Vincent is crying again. Bloody Vincent. Here I am, a woman of thirty-five, and I still can’t handle a fool like Vincent. He’s like a yellow dog, one of those curs who hangs around your back door for scraps and you feed him once, you show him a little affection, and he stays there. He’s yours. You’re his. Bloody Vincent, crying by the fire, and spilling his drink again.

It began as stupidly as you’d expect a thing like that to begin. There was no way in which it could have begun intelligently. Vincent put an ad in the Review: Home and companionship wanted for ex-drunken Irish poet shortly to be released from Long Bay. Apply V. Day Box 37320.

I did it. I answered it.
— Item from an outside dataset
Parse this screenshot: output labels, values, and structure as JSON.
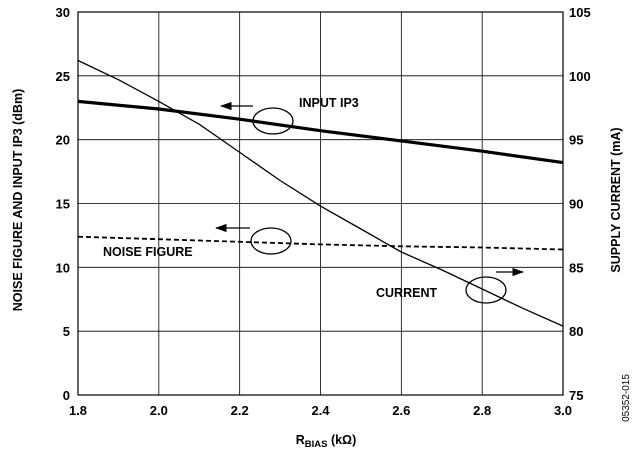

And now Vincent is crying by the fire and spilling his drink and all I can say is, “Get the Wettex.”

He nods his head determinedly through his tears, struggles to get up, and falls over. He knocks his head on the table. I find it impossible to believe that he hasn’t choreographed the whole sequence but I’m the one who gets up and fetches the Wettex. I use it to wipe up the blood on his head. God save me.

Yesterday I kicked him out. So he began to tear down the brick wall he’d started to build for me. Then he gave up and started crying. The crying nauseated me. But I couldn’t kick him out. It was the fifth time I couldn’t kick him out.

I’m beginning to wonder if I’m not emotionally dependent on the drama he provides me. What other reason is there for keeping him here? Perhaps it’s as simple as pity. I know how bad he is. Anyone who knew him well wouldn’t let him in the door. I have fantasies about Vincent sleeping with the winos in the park. I refuse to have that on my head.

“How many people answered your ad?” I asked.

“Only you.”

Thus he makes even his successes sound pitiful.

Tonight I have made a resolution, to exploit Vincent to the same extent that he has exploited me. He has a story or two to tell. He is not a poet. He was never in Long Bay. But he has a story or two. One of those interests me. I intend to wring this story from Vincent as I wring this Wettex, marked with his poor weak blood, amongst the dirty dishes in the kitchen sink.

Before I go any further though, in my own defence, I intend to make a list of Vincent’s crimes against me, for my revenge will not be inconsiderable and I have the resources to inflict serious injuries upon him.

Vincent’s first crime was to lie to me about having been in Long Bay, to ask for sympathy on false grounds, to say he was a poet when he wasn’t, to say he was a reformed alcoholic when he was a soak.